Some leaders sound very leaderly, in voice tone, in formality, in their calculated reserve. They probably don’t use words like suck, my bad, dude, or play fantasy baseball. That’s OK. A lot of people want that kind of leader, or at least one that presents that way. I have ten bucks that says they don’t sound like that at home.
You know– how when the microphone is on, and the president doesn’t know it, and says stuff like “My fellow Americans, I am pleased to tell you today that I’ve signed legislation that will outlaw Russia forever. We begin bombing in five minutes.” VERY presidential. Or when George Bush told Bob Woodward (in regard to Saddam Hussein): “We will kick his ass.” Yeah, like that. I can’t remember whether the infinitely presidential and oratorical President Clinton had any such indiscretions…
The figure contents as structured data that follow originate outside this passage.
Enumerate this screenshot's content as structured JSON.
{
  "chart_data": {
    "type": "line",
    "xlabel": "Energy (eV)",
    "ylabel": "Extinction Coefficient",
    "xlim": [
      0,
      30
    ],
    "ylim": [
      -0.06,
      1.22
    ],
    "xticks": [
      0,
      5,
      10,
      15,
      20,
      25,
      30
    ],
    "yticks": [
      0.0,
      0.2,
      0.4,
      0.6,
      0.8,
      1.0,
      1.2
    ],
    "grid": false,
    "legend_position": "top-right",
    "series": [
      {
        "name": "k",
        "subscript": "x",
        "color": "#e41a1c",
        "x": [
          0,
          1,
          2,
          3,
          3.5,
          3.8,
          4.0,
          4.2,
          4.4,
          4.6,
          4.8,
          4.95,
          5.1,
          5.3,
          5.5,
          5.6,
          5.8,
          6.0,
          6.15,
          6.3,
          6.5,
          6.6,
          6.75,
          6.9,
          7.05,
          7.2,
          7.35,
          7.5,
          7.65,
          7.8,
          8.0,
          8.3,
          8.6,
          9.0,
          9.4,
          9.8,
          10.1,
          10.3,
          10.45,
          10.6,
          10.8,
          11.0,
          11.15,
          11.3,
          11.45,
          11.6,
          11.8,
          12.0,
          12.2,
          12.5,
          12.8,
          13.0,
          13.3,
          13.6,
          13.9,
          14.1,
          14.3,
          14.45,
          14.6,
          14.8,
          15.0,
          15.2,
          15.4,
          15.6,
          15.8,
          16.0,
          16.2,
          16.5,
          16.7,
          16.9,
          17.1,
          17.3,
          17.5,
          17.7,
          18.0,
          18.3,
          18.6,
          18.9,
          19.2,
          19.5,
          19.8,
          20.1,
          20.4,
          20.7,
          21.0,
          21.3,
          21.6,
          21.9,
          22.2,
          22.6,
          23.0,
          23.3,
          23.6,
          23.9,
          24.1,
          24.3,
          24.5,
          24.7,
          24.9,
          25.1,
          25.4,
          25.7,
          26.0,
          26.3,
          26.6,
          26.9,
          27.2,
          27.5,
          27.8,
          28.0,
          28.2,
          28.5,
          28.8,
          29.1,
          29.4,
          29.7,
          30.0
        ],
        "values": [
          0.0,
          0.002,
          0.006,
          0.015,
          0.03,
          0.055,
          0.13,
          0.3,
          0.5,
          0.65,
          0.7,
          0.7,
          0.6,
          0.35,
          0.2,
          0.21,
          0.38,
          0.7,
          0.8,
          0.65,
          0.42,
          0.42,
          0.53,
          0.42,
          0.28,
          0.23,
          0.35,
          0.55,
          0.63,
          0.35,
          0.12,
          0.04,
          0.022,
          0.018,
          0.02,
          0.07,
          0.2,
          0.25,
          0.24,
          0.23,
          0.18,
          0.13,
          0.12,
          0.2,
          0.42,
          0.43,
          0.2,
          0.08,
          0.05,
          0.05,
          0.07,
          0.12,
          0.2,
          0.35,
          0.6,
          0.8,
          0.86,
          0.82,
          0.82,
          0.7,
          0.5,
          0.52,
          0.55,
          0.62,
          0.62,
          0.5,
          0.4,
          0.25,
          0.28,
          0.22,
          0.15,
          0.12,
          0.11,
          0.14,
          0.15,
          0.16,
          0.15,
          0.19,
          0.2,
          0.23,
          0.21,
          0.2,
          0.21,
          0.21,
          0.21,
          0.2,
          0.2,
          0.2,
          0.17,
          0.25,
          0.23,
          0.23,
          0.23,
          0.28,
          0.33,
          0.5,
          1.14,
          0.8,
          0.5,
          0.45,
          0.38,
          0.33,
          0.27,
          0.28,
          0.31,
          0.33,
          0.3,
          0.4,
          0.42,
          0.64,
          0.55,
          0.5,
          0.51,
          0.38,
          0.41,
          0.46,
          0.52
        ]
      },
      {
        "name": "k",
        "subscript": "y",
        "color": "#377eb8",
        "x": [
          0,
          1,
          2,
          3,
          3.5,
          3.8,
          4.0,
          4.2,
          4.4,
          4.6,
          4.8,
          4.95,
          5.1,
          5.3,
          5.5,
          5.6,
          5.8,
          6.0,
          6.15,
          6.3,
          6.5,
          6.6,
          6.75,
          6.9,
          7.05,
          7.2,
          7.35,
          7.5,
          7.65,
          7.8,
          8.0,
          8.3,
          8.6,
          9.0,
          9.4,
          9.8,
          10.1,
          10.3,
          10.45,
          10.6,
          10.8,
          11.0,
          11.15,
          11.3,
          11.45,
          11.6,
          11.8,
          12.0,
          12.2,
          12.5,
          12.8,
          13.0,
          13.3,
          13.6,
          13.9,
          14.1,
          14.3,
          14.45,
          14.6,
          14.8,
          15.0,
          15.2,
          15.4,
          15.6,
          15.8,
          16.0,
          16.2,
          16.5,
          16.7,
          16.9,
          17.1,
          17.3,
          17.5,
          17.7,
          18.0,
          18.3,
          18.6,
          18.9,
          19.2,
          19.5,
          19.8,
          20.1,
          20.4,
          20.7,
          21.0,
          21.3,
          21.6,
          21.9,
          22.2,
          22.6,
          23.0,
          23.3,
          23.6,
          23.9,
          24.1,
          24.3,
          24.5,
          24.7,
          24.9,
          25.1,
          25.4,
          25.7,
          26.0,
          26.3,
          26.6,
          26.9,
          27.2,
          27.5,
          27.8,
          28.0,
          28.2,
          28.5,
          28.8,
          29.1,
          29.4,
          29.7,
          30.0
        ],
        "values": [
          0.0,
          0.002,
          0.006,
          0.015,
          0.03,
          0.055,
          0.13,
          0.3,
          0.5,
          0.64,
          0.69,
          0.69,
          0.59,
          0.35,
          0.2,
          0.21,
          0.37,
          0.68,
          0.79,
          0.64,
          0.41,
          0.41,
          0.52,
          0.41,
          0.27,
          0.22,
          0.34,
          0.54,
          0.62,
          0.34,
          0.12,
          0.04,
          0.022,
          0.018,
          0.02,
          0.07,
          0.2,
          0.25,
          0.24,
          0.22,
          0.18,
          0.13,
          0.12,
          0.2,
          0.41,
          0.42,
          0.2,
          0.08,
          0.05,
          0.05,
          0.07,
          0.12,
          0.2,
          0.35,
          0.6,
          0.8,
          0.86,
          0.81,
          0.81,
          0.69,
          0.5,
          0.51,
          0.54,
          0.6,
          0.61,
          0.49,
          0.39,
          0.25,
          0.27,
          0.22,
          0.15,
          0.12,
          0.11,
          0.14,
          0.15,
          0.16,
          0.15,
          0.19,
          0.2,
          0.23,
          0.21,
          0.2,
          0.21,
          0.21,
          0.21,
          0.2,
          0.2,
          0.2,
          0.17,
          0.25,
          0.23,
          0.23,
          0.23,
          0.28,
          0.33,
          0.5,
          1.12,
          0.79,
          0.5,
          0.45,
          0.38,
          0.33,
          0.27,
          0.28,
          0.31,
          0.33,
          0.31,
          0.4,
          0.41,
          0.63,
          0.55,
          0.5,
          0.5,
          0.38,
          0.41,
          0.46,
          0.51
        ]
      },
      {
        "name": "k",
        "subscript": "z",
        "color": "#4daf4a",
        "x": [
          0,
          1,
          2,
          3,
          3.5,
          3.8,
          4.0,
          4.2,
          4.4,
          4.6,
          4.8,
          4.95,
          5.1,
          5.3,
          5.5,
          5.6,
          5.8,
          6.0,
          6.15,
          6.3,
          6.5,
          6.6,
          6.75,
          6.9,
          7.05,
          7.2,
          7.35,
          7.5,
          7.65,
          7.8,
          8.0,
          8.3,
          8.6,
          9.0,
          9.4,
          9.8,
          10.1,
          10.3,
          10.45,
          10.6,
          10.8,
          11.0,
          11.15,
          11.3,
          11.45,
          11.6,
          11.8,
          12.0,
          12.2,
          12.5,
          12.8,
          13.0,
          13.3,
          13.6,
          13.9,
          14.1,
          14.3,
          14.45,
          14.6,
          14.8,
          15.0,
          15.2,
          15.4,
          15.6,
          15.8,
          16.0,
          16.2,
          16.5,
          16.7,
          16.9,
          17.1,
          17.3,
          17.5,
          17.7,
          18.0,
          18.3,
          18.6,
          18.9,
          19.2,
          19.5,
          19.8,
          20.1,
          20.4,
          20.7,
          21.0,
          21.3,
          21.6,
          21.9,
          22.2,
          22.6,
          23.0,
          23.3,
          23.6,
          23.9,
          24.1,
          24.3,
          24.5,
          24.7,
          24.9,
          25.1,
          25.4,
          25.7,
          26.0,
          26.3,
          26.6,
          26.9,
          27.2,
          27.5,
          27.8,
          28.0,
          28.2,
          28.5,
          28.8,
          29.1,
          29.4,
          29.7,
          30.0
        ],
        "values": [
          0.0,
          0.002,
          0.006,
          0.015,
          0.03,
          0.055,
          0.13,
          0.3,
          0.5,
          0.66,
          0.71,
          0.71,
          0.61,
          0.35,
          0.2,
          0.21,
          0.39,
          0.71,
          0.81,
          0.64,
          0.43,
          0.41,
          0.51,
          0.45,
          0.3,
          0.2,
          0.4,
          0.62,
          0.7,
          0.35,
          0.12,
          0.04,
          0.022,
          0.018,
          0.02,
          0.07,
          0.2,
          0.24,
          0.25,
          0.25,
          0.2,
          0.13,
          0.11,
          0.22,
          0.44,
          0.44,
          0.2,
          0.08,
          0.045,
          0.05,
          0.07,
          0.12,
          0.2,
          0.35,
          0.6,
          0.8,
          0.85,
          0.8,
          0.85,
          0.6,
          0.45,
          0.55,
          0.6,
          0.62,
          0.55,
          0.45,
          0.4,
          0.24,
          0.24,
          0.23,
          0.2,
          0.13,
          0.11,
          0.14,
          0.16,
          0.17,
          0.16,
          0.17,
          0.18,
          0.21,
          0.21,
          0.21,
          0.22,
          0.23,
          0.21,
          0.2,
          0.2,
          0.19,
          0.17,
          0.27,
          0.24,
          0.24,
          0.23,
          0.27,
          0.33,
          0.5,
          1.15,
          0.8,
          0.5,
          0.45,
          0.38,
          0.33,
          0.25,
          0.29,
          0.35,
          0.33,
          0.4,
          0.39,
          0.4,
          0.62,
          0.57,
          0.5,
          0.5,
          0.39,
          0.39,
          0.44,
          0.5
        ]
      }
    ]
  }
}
Anyway, one of my favorite pop culture icons for transformed, authentic leadership comes from this fellow:
He was pretty daunting, had a booming, presidential voice that commanded fear and respect, while promising hope, if only you would be appropriately deferential and work on his time schedule. He was not that attuned to his constituencies, from what I could gather.
The Wizard of Oz did his best work when he came out from behind the awesome curtain and was authentic, and real, and face to face with his people.
He was no longer the “Great and powerful Wizard of Oz.” He no longer demanded that they pay no attention to that man behind the curtain, or that they come back tomorrow.
But he was more effective, more relational and relatable, more connected.
So I don’t think it would be a bad thing if every leader had an “Inner Toto” , a kind of Terrier of Higher Consciousness, that pulled back the curtain and revealed the real person behind it. We would all be more authentic, more really who we are, and NOT necessarily less effective as a leader.
Remember the clarification that was reached right after that great Toto moment?
Holy smokes, Dorothy let him have it:
“Oh – you’re a very bad man!”
To which our not altogether fearless, but increasingly more effective leader responded:
“Oh, no, my dear. I – I’m a very good man. I’m just a very bad Wizard.”